How to Create a Good Environment in an Inclusive Special Needs Classroom
Once you’ve managed to integrate special needs children into a mixed classroom, there’s still a road ahead: getting them to feel part of the group on an extended basis. To do this, teachers will want to make sure to pay attention to key areas in which special needs children can get lost in—or even led astray by—the crowd. Here are the most important target areas in making special needs children forget any stigmas they may carry.
Classroom Guidance
If the special needs children in question have issues with spatial orientation, moving from one class to the next may be a big challenge. In such cases, teachers should be sure to have a system set up for times of transition. Should your school provide hall monitors for interim periods, they can be great monitors in between class periods. Even better, securing a friendly peer who shares the special needs child’s pathway can be a more natural and inclusive way to keep everyone on track.
Structure Recess and Lunchtime Activities
Because recess is when the classroom has the least structure, it’s precisely the time when your efforts at inclusion may be challenged the most. Special needs children who depend on guidance—kids with autism, for example—are more likely to get into conflict with other children when the rules are not so clear. Without making children with special needs feel ostracized, teachers should subtly give these children either fun tasks or well-defined play activities to minimize the risks of things going awry.
Lunchtime, while centered around a clearly defined activity, can pose another set of challenges. The school cafeteria is often a cacophony of competing signals, and among some special needs students, this can be anywhere from stressful to downright traumatic. To remedy this situation, while cordoning off special needs children into a special area might incur as much stigmatization as it lessens over stimulation, a better option is to find subtle ways to seat more sensitive students in quieter, peripheral areas.
Think Out Seating Schemes
The cafeteria is an especially high-risk arena for seating conflicts, but the classroom can also be a war zone of distractions and even antagonism.
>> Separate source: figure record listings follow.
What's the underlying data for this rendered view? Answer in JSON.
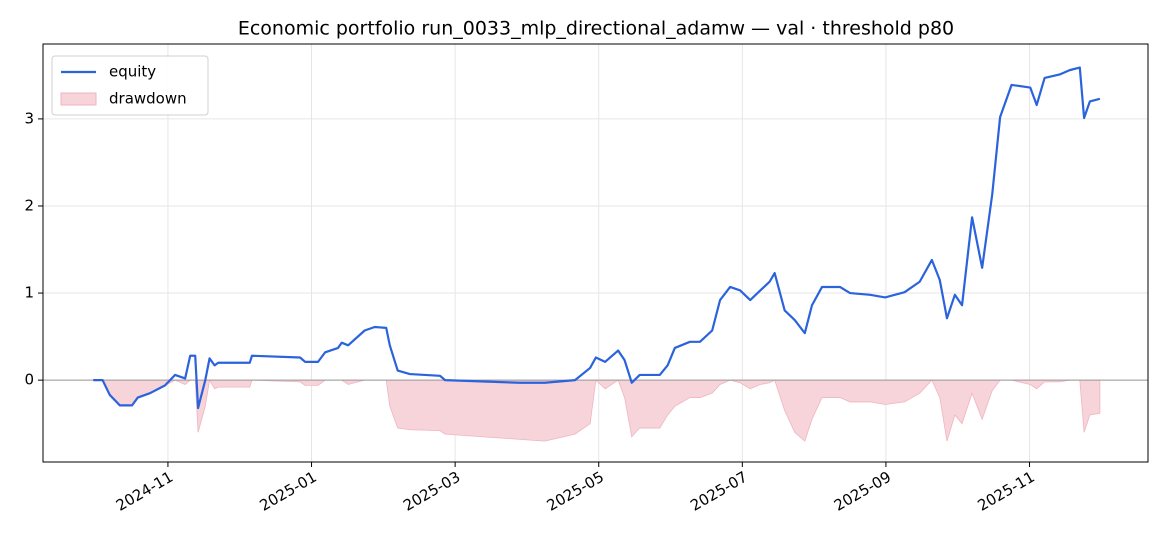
{
  "chart_data": {
    "type": "line",
    "title": "Economic portfolio run_0033_mlp_directional_adamw — val · threshold p80",
    "x": [
      -1.04,
      -0.91,
      -0.81,
      -0.67,
      -0.5,
      -0.42,
      -0.25,
      -0.04,
      0.1,
      0.24,
      0.31,
      0.38,
      0.42,
      0.52,
      0.58,
      0.65,
      0.7,
      1.14,
      1.17,
      1.84,
      1.91,
      2.09,
      2.19,
      2.37,
      2.42,
      2.51,
      2.74,
      2.88,
      3.04,
      3.09,
      3.2,
      3.37,
      3.79,
      3.86,
      4.9,
      5.25,
      5.67,
      5.88,
      5.96,
      6.09,
      6.27,
      6.36,
      6.46,
      6.57,
      6.85,
      6.96,
      7.06,
      7.27,
      7.41,
      7.58,
      7.69,
      7.83,
      7.97,
      8.11,
      8.25,
      8.38,
      8.45,
      8.59,
      8.73,
      8.87,
      8.97,
      9.11,
      9.36,
      9.5,
      9.78,
      9.99,
      10.26,
      10.47,
      10.64,
      10.75,
      10.85,
      10.96,
      11.06,
      11.2,
      11.34,
      11.48,
      11.59,
      11.75,
      12.01,
      12.1,
      12.21,
      12.42,
      12.56,
      12.7,
      12.76,
      12.84,
      12.98
    ],
    "series": [
      {
        "name": "equity",
        "kind": "line",
        "color": "#2a63dc",
        "values": [
          0,
          0,
          -0.17,
          -0.29,
          -0.29,
          -0.2,
          -0.15,
          -0.06,
          0.06,
          0.02,
          0.28,
          0.28,
          -0.32,
          0,
          0.25,
          0.17,
          0.2,
          0.2,
          0.28,
          0.26,
          0.21,
          0.21,
          0.32,
          0.37,
          0.43,
          0.4,
          0.57,
          0.61,
          0.6,
          0.4,
          0.11,
          0.07,
          0.05,
          0,
          -0.03,
          -0.03,
          0,
          0.14,
          0.26,
          0.21,
          0.34,
          0.23,
          -0.03,
          0.06,
          0.06,
          0.17,
          0.37,
          0.44,
          0.44,
          0.57,
          0.92,
          1.07,
          1.03,
          0.92,
          1.03,
          1.13,
          1.23,
          0.8,
          0.69,
          0.54,
          0.86,
          1.07,
          1.07,
          1.0,
          0.98,
          0.95,
          1.01,
          1.13,
          1.38,
          1.15,
          0.71,
          0.98,
          0.86,
          1.87,
          1.29,
          2.13,
          3.02,
          3.39,
          3.36,
          3.16,
          3.47,
          3.51,
          3.56,
          3.59,
          3.01,
          3.2,
          3.23
        ]
      },
      {
        "name": "drawdown",
        "kind": "area",
        "color": "#f7d3da",
        "values": [
          0,
          0,
          -0.17,
          -0.29,
          -0.29,
          -0.2,
          -0.15,
          -0.06,
          0,
          -0.05,
          0,
          0,
          -0.6,
          -0.3,
          0,
          -0.1,
          -0.08,
          -0.08,
          0,
          -0.02,
          -0.06,
          -0.06,
          0,
          0,
          0,
          -0.05,
          0,
          0,
          0,
          -0.3,
          -0.55,
          -0.57,
          -0.58,
          -0.62,
          -0.68,
          -0.7,
          -0.62,
          -0.5,
          0,
          -0.1,
          0,
          -0.2,
          -0.65,
          -0.55,
          -0.55,
          -0.4,
          -0.3,
          -0.2,
          -0.2,
          -0.15,
          -0.05,
          0,
          -0.03,
          -0.1,
          -0.05,
          -0.03,
          0,
          -0.35,
          -0.6,
          -0.7,
          -0.45,
          -0.2,
          -0.2,
          -0.25,
          -0.25,
          -0.28,
          -0.25,
          -0.15,
          0,
          -0.2,
          -0.7,
          -0.4,
          -0.5,
          -0.15,
          -0.45,
          -0.12,
          0,
          0,
          -0.05,
          -0.1,
          -0.02,
          -0.02,
          0,
          0,
          -0.6,
          -0.4,
          -0.38
        ]
      }
    ],
    "xlim": [
      -1.74,
      13.65
    ],
    "ylim": [
      -0.94,
      3.86
    ],
    "xticks": [
      {
        "value": 0,
        "label": "2024-11"
      },
      {
        "value": 2,
        "label": "2025-01"
      },
      {
        "value": 4,
        "label": "2025-03"
      },
      {
        "value": 6,
        "label": "2025-05"
      },
      {
        "value": 8,
        "label": "2025-07"
      },
      {
        "value": 10,
        "label": "2025-09"
      },
      {
        "value": 12,
        "label": "2025-11"
      }
    ],
    "yticks": [
      0,
      1,
      2,
      3
    ],
    "grid": true,
    "legend": "upper-left"
  }
}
Special needs children with attention issues should be placed in the seating chart so that you can always make eye contact with them and gently guide them back to the lecture without saying a word.
However, while you want to place such children close to you, positioning them front and center might make them feel self-conscious, so use the front few rows and the closest aisle seats. On a different plane, if you see a pattern of bullying emerging, make sure to break it up: reassign not only the special needs child but also any ostensible cliques who’ve bonded through group harassment.
Allow For “Special Needs Time”
When it comes to in-class writing assignments, special needs children may run on a different clock, whether it’s because of impaired coordination and small motor skills or an attention deficit. For this reason, teachers will need to give different time limits to special needs students but at the same time should not call attention to that fact.
For the same reasons, all teachers should be aware that special needs children might be not understand a direction at first. When a class becomes unruly, special needs students often join in the fray uncontrollably. Because they see problem behavior all around them, they don’t see any negative consequences and then not register the teacher’s reprimands. In such cases, teachers need to be sure not to unduly punish special needs children who were unclear over the boundaries of decorum.
In all of these circumstances, the key is to do your best in not making special needs students feel as though they are being singled out. Sometimes, the best way to do this is through simple honesty rather than through elaborate ruses everyone can see through. Everyone may benefit from being candidly told that certain students have little differences that don’t really make them that different. Remember, children can often be a lot wiser that we think.